Es stand fest, dass wir also bald einen eigenen Hund haben würden. Dani hatte bei der Pflegestelle angerufen und gefragt, ob Byorn - so der Name - noch da wäre. Schwarze Haustiere sind wohl nicht so gut vermittelbar, jedenfalls war Byorn noch da. Ich merkte so langsam, dass es wohl doch ernst werden würde. Ich bin doch so ängstlich. Ich war mir echt noch immer nicht sicher, ob das eine gute Idee war.

Eine seriöse Pflegestelle will wissen, wo der Hund später landet. Nachdem also irgendwie klar war, dass wir Byorn wirklich haben wollten (meine Frau mehr, als ich), wurde ein Termin mit einer Mitarbeiterin vom Tierheim gemacht, damit die sich angucken kann, ob ein Hund bei uns überhaupt leben kann. Dabei wird ein Gespräch mit den zukünftigen Frauchen und Herrchen geführt. Es wird geprüft, ob ein Garten vorhanden ist oder ob die Wohnung schon ausreicht. Es wird geschaut, wie alt eventuelle Kinder sind und es wird natürlich auch darauf geachtet, dass die Leute vernünftige Argumente bringen, warum sie denn einen Hund haben wollte. Meine Antwort war übrigens: „Mich nervt es, nachts aufzustehen, weil meine Frau denkt, wir hätten Einbrecher!“

Wir erfuhren ziemlich schnell, dass die Bedingungen für den Hund mehr als nur ausreichend sind. Nachdem das also auch mit der Pflegestelle geklärt war, ging es nun darum, einen Termin zu finden, um Byorn zu holen.

Byorn kommt aus Kroatien. Er ist 2016 als Straßenhund geboren worden und lebte ca. ein Jahr ohne Familie. Er hat sich selbst versorgt und hat in dieser Zeit gelernt, dass er Menschen eigentlich nicht braucht. Er wurde irgendwann gefangen genommen und lebte in einer Pflegestelle in Kroatien. Diese Pflegestelle arbeitet mit dem Verein Hund sucht Hütte zusammen. Der Verein ist in Salzburg ansässig und hochmotivierte Menschen kümmern sich liebevoll um die Vermittlung von diesen Hunden.

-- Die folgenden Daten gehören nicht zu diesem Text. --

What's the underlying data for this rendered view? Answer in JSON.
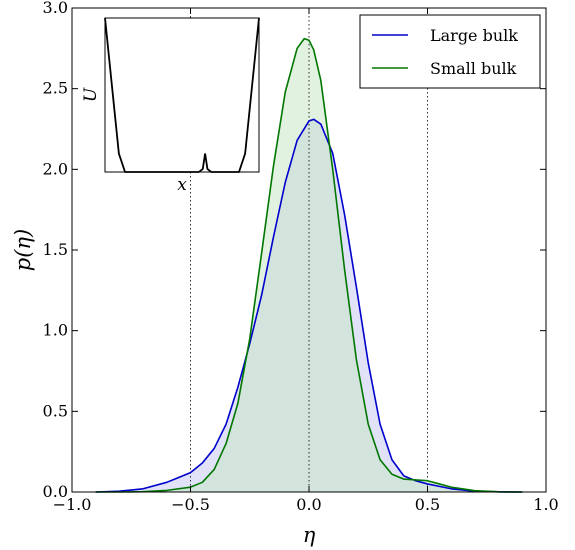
{
  "chart_data": {
    "type": "area",
    "xlabel": "η",
    "ylabel": "p(η)",
    "xlim": [
      -1.0,
      1.0
    ],
    "ylim": [
      0.0,
      3.0
    ],
    "xticks": [
      "−1.0",
      "−0.5",
      "0.0",
      "0.5",
      "1.0"
    ],
    "yticks": [
      "0.0",
      "0.5",
      "1.0",
      "1.5",
      "2.0",
      "2.5",
      "3.0"
    ],
    "reference_lines_x": [
      -0.5,
      0.0,
      0.5
    ],
    "legend_position": "top-right",
    "series": [
      {
        "name": "Large bulk",
        "color": "#0000cc",
        "fill": "#c8c8f0",
        "x": [
          -0.9,
          -0.8,
          -0.7,
          -0.6,
          -0.55,
          -0.5,
          -0.45,
          -0.4,
          -0.35,
          -0.3,
          -0.25,
          -0.2,
          -0.15,
          -0.1,
          -0.05,
          0.0,
          0.02,
          0.05,
          0.1,
          0.15,
          0.2,
          0.25,
          0.3,
          0.35,
          0.4,
          0.45,
          0.5,
          0.55,
          0.6,
          0.7,
          0.8,
          0.9
        ],
        "values": [
          0.0,
          0.005,
          0.02,
          0.06,
          0.09,
          0.12,
          0.18,
          0.27,
          0.42,
          0.65,
          0.92,
          1.22,
          1.58,
          1.92,
          2.18,
          2.3,
          2.31,
          2.28,
          2.1,
          1.72,
          1.27,
          0.8,
          0.42,
          0.2,
          0.1,
          0.07,
          0.05,
          0.035,
          0.02,
          0.005,
          0.001,
          0.0
        ]
      },
      {
        "name": "Small bulk",
        "color": "#007700",
        "fill": "#c8e8c8",
        "x": [
          -0.9,
          -0.8,
          -0.7,
          -0.6,
          -0.5,
          -0.45,
          -0.4,
          -0.35,
          -0.3,
          -0.25,
          -0.2,
          -0.15,
          -0.1,
          -0.05,
          -0.02,
          0.0,
          0.02,
          0.05,
          0.1,
          0.15,
          0.2,
          0.25,
          0.3,
          0.35,
          0.4,
          0.45,
          0.5,
          0.55,
          0.6,
          0.7,
          0.8,
          0.9
        ],
        "values": [
          0.0,
          0.0,
          0.002,
          0.01,
          0.03,
          0.06,
          0.14,
          0.3,
          0.55,
          0.95,
          1.48,
          2.02,
          2.48,
          2.75,
          2.81,
          2.8,
          2.74,
          2.55,
          2.0,
          1.38,
          0.82,
          0.42,
          0.2,
          0.11,
          0.08,
          0.075,
          0.07,
          0.05,
          0.03,
          0.008,
          0.001,
          0.0
        ]
      }
    ]
  },
  "inset": {
    "xlabel": "x",
    "ylabel": "U",
    "curve": [
      [
        0.0,
        1.0
      ],
      [
        0.09,
        0.12
      ],
      [
        0.13,
        0.0
      ],
      [
        0.61,
        0.0
      ],
      [
        0.635,
        0.02
      ],
      [
        0.65,
        0.12
      ],
      [
        0.665,
        0.02
      ],
      [
        0.69,
        0.0
      ],
      [
        0.87,
        0.0
      ],
      [
        0.91,
        0.12
      ],
      [
        1.0,
        1.0
      ]
    ]
  }
}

Wir haben nochmal ungefähr 2-3 Monate gebraucht, um einen Termin für die Übergabe von Byorn hinzukriegen. Als wir den Termin hatten, ging es ums Kennenlernen. Dazu musste ich mit dem Auto ungefähr 10 Stunden ins allertiefste Bayern fahren, um Byorn entgegen zu nehmen. Als ich den Hund das erste mal Live sah, war ich ein wenig enttäuscht. Byorn war so klein. Ich hatte gedacht, ein kroatischer Schäferhund ist größer. Aber gut, jetzt einen Rückzieher zu machen, wäre vielleicht ziemlich ungeil, also versuchte ich von Anfang an, irgendwie eine Bindung zu diesem Hund aufzubauen. Allein schon, weil ich ja noch immer Angst vor Hunden hatte. Meine Frau klärte den Papierkram und ich ging mit Byorn das erste mal Gassi. Das war irgendwie seltsam. Er wusste überhaupt nicht, was ich mit ihm vorhabe und er hatte ja schon die Tour aus Kroatien nach Österreich hinter sich. Irgendwas ist in diesem Moment mit mir passiert. Ich mochte den Hund. Der war lustig.

Es gab auf dem Rückweg einige Herausforderungen, mit denen ich nicht gerechnet habe. Die erste Herausforderung war, Byorn überhaupt ins Auto zu kriegen. Er hatte die Tour aus Kroatien nach Österreich ja schon hinter sich und musste ja auch noch von Österreich nach Bayern. Logisch, dass er da nicht so richtig Bock drauf hatte. Schon wieder Auto fahren. Also musste Daniela den Hund ins Auto heben, weil ich Hunde ja nicht anfassen wollte. Wegen Angst und so. Das hat beim ersten Mal noch super geklappt. Auf dem Rückweg musste Byorn auch noch Gassi gehen. Trinken ist auch nicht verkehrt. Seine Lust, wieder ins Auto zu steigen, sank bei jedem Stopp immer mehr gegen Null. Das letzte Stück saß Byorn hinten im Auto, Dani streichelte und beruhigte den Hund so gut es ging. Als Byorn später bei uns zuhause ankam, stand bereits fest, dass Dani nur eine Woche Urlaub kriegen würde und ich aktuell gar keinen Anspruch auf Urlaub hatte. Wir mussten also zusehen, dass sich Byorn möglichst schnell eingewöhnt und unsere Bude nicht auseinander nimmt. Wir hatten also Leberwurstbälle, sogenannte Kongs, Spielzeug und Fressen besorgt, dass Byorn später während unserer Abwesenheit keinen Blödsinn machen würde.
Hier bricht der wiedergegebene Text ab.